In her presentation, Wright, who has worked hard to establish a scientific basis for theories of colour, exploded some myths. It is not true, she said, that response to colour is determined by culture, age and gender - this applies only to our conditioned, conscious response. And there are no universally attractive colours, she said - just universally attractive combinations.
For architects trying to work imaginatively with colour, however, all the theory in the world is of no use if they can't actually get hold of the colours that they want.
Tim Makower, project director for Allies & Morrison on its Bankside 123 project, discussed the use of coloured external fins in the design. These coloured metal panels form a counterpoint to the smooth terracotta cladding. Originally, the architect was thinking of a purplish two-tone colour for the fins but then it hit reality and discovered that its only choice of colours was green or blue.
It settled on blue and is confident the effect will be interesting.

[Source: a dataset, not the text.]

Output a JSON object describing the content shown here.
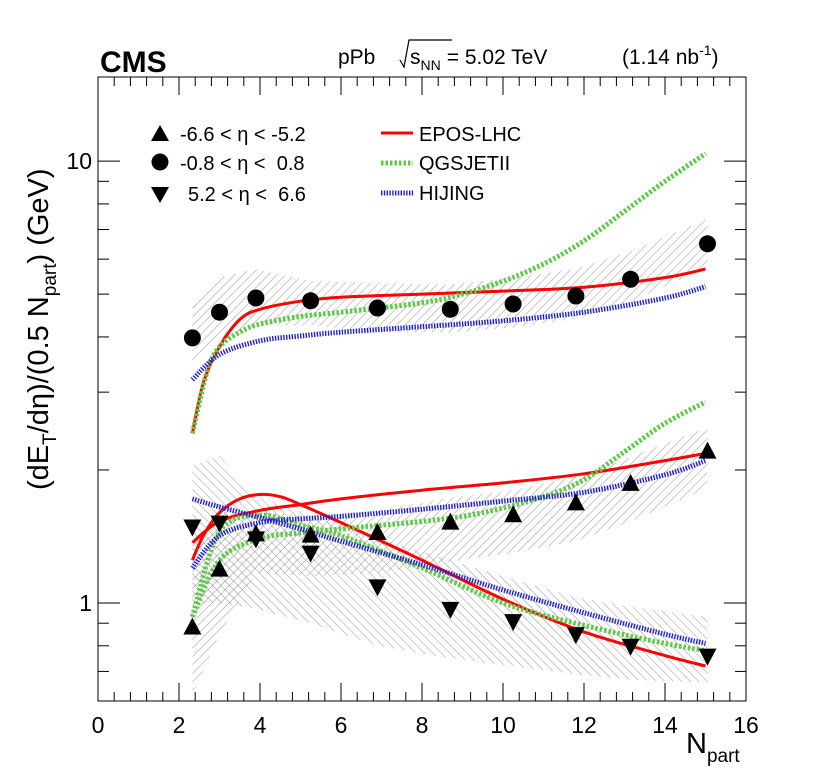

But Makower is disappointed the selection is so limited. 'Construction of buildings is still a cottage industry - there is almost no choice, ' he said. 'If I can have it on a car, why can't I have it on a building?' With interiors there is no such restriction, since paint can of course come in any colour you can think of, plus some that you can't. Nevertheless, it can be used in very depressing ways. Hilary Dalke, director of CROMO and the Colour Design Research Centre at Kingston University, has been looking at the application of colour research to healthcare environments. She stressed the importance of this, since many long-term residents experience only three environments - their bedroom, a day room and the linking space. Choice of colours for these can therefore be key.
Curiously, Dalke found that when residents are asked to select their own colours their selections are decidedly anaemic.
There are distinct differences between men and women, with men preferring green and women liking red/blue - not good news for elderly men in homes, who are always outnumbered by women.
Oddly, respondents claimed to hate a home that had bright colours in the corridor, although the people there were far more alert than in other establishments - proof, perhaps, that our responses to colour really are instinctive and not willed.